Some of the factors some associate with the decline in sperm count are diet and exercise. Hotaling stated that while the study he was affiliated with did not look at these correlations, a large amount of data does link chemicals such as phthalates and BPA with decreased sperm counts. Obesity has also been shown to negatively impact sperm count.
The study that Dr. Hotaling was affiliated with looked at a population of 119,972 male infertility patients at two clinics, one in North America and the other in Europe from 2002 to 2017. The study measured the total motile sperm count (TMSC) — the most reliable indicator of male fertility — of the population over time and found that the population’s TMSC presented a significant decrease over the course of the study even when factoring in elements like the patient’s age.
Dr.

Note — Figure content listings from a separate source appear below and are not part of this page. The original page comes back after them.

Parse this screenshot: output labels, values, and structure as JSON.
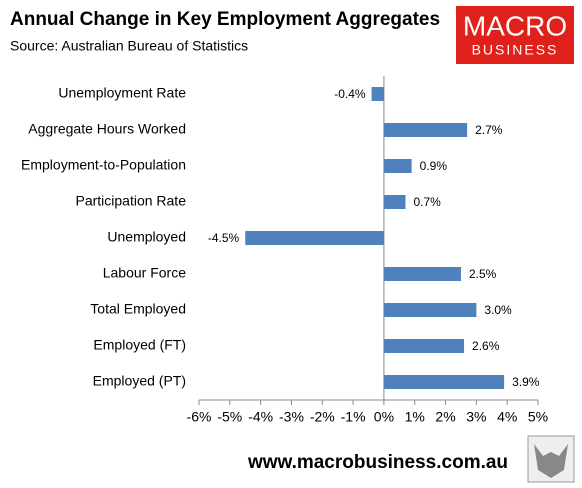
{
  "chart_data": {
    "type": "hbar",
    "title": "Annual Change in Key Employment Aggregates",
    "subtitle": "Source: Australian Bureau of Statistics",
    "categories": [
      "Unemployment Rate",
      "Aggregate Hours Worked",
      "Employment-to-Population",
      "Participation Rate",
      "Unemployed",
      "Labour Force",
      "Total Employed",
      "Employed (FT)",
      "Employed (PT)"
    ],
    "values": [
      -0.4,
      2.7,
      0.9,
      0.7,
      -4.5,
      2.5,
      3.0,
      2.6,
      3.9
    ],
    "value_labels": [
      "-0.4%",
      "2.7%",
      "0.9%",
      "0.7%",
      "-4.5%",
      "2.5%",
      "3.0%",
      "2.6%",
      "3.9%"
    ],
    "color": "#4f81bd",
    "xlim": [
      -6,
      5
    ],
    "xticks": [
      {
        "value": -6,
        "label": "-6%"
      },
      {
        "value": -5,
        "label": "-5%"
      },
      {
        "value": -4,
        "label": "-4%"
      },
      {
        "value": -3,
        "label": "-3%"
      },
      {
        "value": -2,
        "label": "-2%"
      },
      {
        "value": -1,
        "label": "-1%"
      },
      {
        "value": 0,
        "label": "0%"
      },
      {
        "value": 1,
        "label": "1%"
      },
      {
        "value": 2,
        "label": "2%"
      },
      {
        "value": 3,
        "label": "3%"
      },
      {
        "value": 4,
        "label": "4%"
      },
      {
        "value": 5,
        "label": "5%"
      }
    ],
    "grid": false
  },
  "logo": {
    "line1": "MACRO",
    "line2": "BUSINESS"
  },
  "footer": "www.macrobusiness.com.au"
}
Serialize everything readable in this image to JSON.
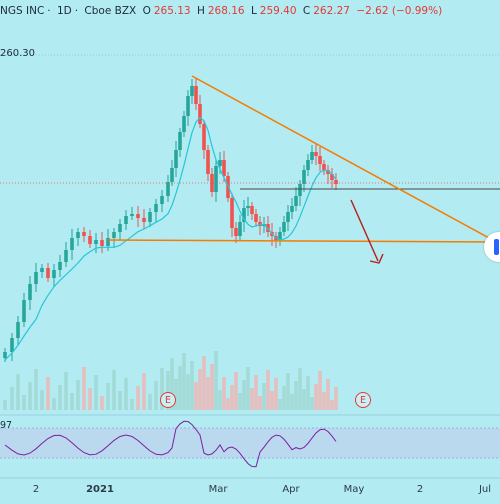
{
  "header": {
    "symbol_fragment": "NGS INC",
    "interval": "1D",
    "exchange": "Cboe BZX",
    "open_label": "O",
    "open_value": "265.13",
    "high_label": "H",
    "high_value": "268.16",
    "low_label": "L",
    "low_value": "259.40",
    "close_label": "C",
    "close_value": "262.27",
    "change": "−2.62 (−0.99%)"
  },
  "price_axis_label": "260.30",
  "rsi_label": "97",
  "earnings_marker": "E",
  "x_ticks": [
    {
      "label": "2",
      "bold": false
    },
    {
      "label": "2021",
      "bold": true
    },
    {
      "label": "Mar",
      "bold": false
    },
    {
      "label": "Apr",
      "bold": false
    },
    {
      "label": "May",
      "bold": false
    },
    {
      "label": "2",
      "bold": false
    },
    {
      "label": "Jul",
      "bold": false
    }
  ],
  "colors": {
    "background": "#b2ebf2",
    "up": "#26a69a",
    "down": "#ef5350",
    "trendline": "#f57c00",
    "arrow": "#b71c1c",
    "ma": "#26c6da",
    "rsi": "#7b1fa2",
    "price_line": "#444444"
  },
  "icons": [
    "earnings-e-icon",
    "scroll-handle-icon"
  ]
}
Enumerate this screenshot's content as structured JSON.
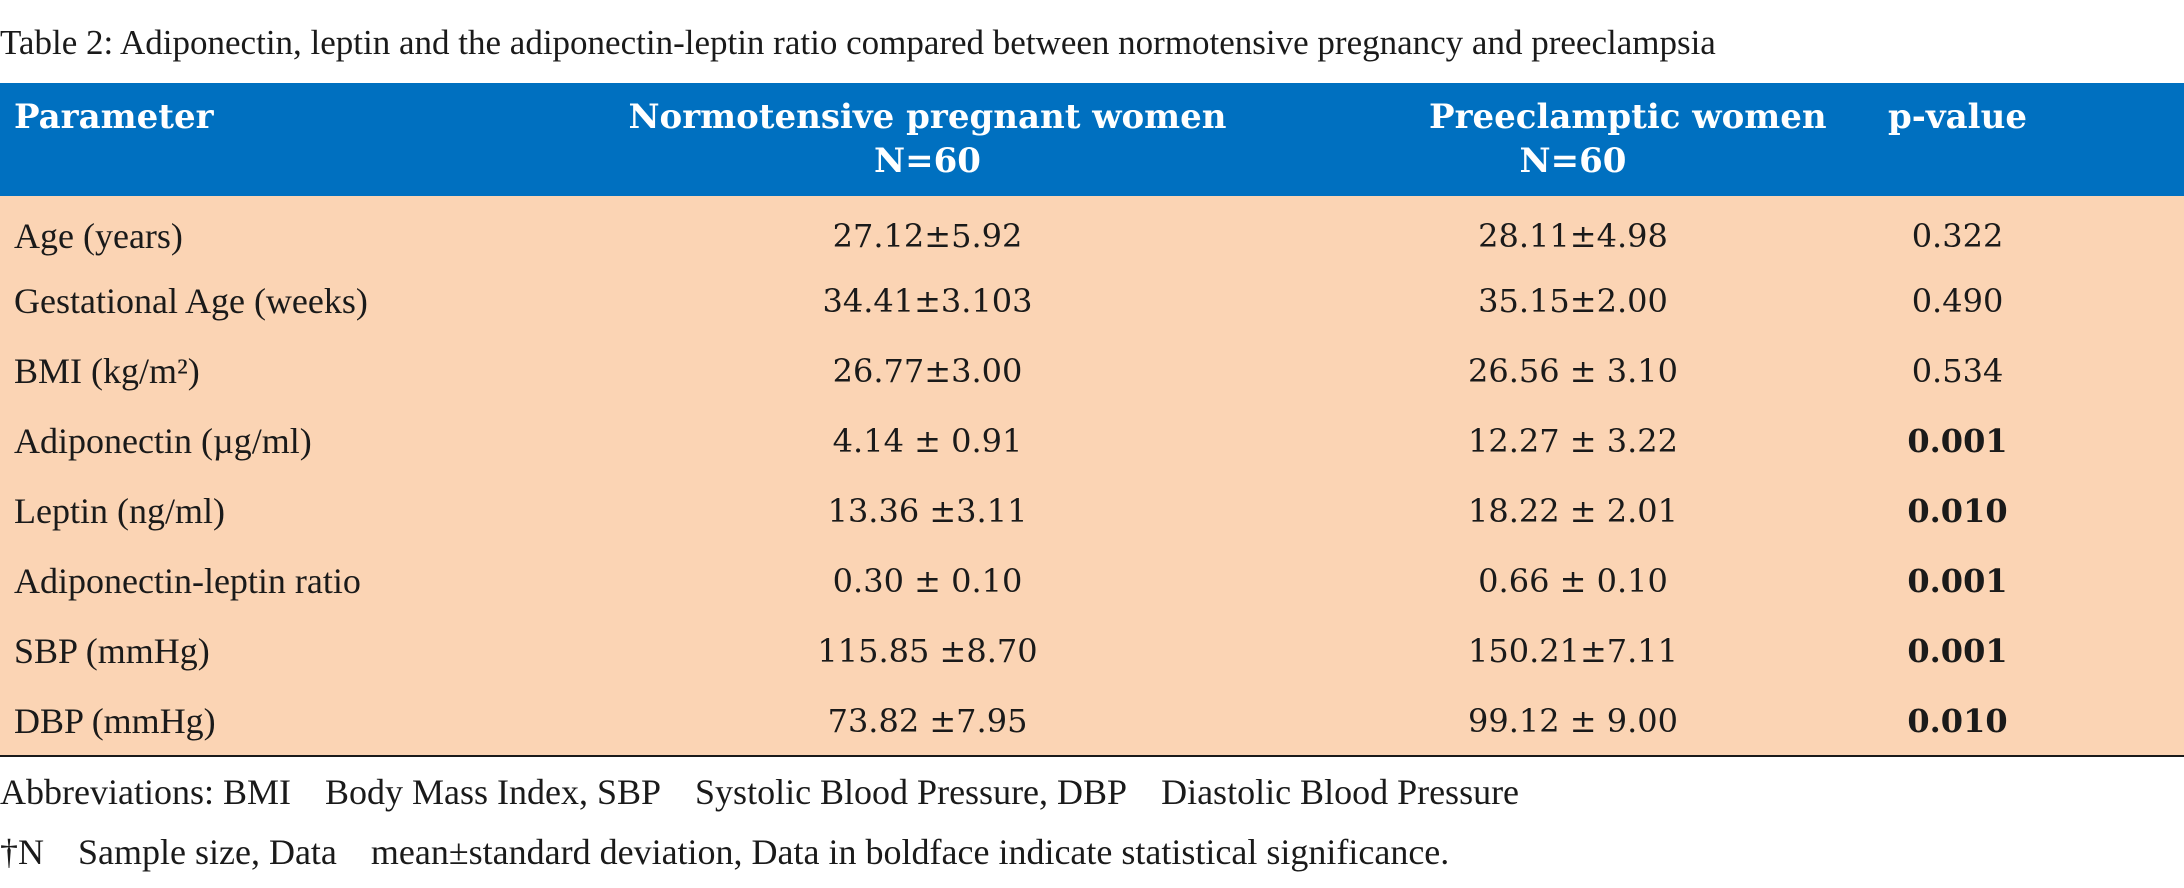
{
  "caption": "Table 2: Adiponectin, leptin and the adiponectin-leptin ratio compared between normotensive pregnancy and preeclampsia",
  "colors": {
    "header_bg": "#0070c0",
    "header_text": "#ffffff",
    "body_bg": "#fbd4b4"
  },
  "table": {
    "headers": {
      "parameter": "Parameter",
      "normo_line1": "Normotensive pregnant women",
      "normo_line2": "N=60",
      "pre_line1": "Preeclamptic women",
      "pre_line2": "N=60",
      "pvalue": "p-value"
    },
    "rows": [
      {
        "parameter": "Age (years)",
        "normotensive": "27.12±5.92",
        "preeclamptic": "28.11±4.98",
        "p_value": "0.322",
        "significant": false
      },
      {
        "parameter": "Gestational Age (weeks)",
        "normotensive": "34.41±3.103",
        "preeclamptic": "35.15±2.00",
        "p_value": "0.490",
        "significant": false
      },
      {
        "parameter": "BMI (kg/m²)",
        "normotensive": "26.77±3.00",
        "preeclamptic": "26.56 ± 3.10",
        "p_value": "0.534",
        "significant": false
      },
      {
        "parameter": "Adiponectin (µg/ml)",
        "normotensive": "4.14 ± 0.91",
        "preeclamptic": "12.27 ± 3.22",
        "p_value": "0.001",
        "significant": true
      },
      {
        "parameter": "Leptin (ng/ml)",
        "normotensive": "13.36 ±3.11",
        "preeclamptic": "18.22 ± 2.01",
        "p_value": "0.010",
        "significant": true
      },
      {
        "parameter": "Adiponectin-leptin ratio",
        "normotensive": "0.30 ± 0.10",
        "preeclamptic": "0.66 ± 0.10",
        "p_value": "0.001",
        "significant": true
      },
      {
        "parameter": "SBP (mmHg)",
        "normotensive": "115.85 ±8.70",
        "preeclamptic": "150.21±7.11",
        "p_value": "0.001",
        "significant": true
      },
      {
        "parameter": "DBP (mmHg)",
        "normotensive": "73.82 ±7.95",
        "preeclamptic": "99.12 ± 9.00",
        "p_value": "0.010",
        "significant": true
      }
    ]
  },
  "footnotes": {
    "abbreviations": [
      "Abbreviations: BMI",
      "Body Mass Index, SBP",
      "Systolic Blood Pressure, DBP",
      "Diastolic Blood Pressure"
    ],
    "notes": [
      "†N",
      "Sample size, Data",
      "mean±standard deviation, Data in boldface indicate statistical significance."
    ]
  }
}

Hotaling stated that at the start of the research the assumption had been that sperm counts were not declining but that the research team “could not make the findings go away, hence the conclusions that sperm counts, at least in our infertile population, could be declining.”
The other study presented at the scientific congress tracked sperm count in a population of sperm donors over the course of 11 years in six cities, Los Angeles, Palo Alto, Houston, Boston, Indianapolis and New York City. While the first five cities showed a notable reduction in sperm count over the course of the study, New York City’s studied population did not. A news release published by the American Society for Reproductive Medicine quoted a statement from Dr. Schlegel, a doctor at Weill Cornell Medical Center in NYC, in which he claimed the water quality and high levels of activity amongst men in NYC could be linked to the city’s positive results.
In regards to the implications of these studies, Hotaling stated that they “should be followed up in other studies using large databases” but that such an enterprise is “quite difficult and expensive to do.”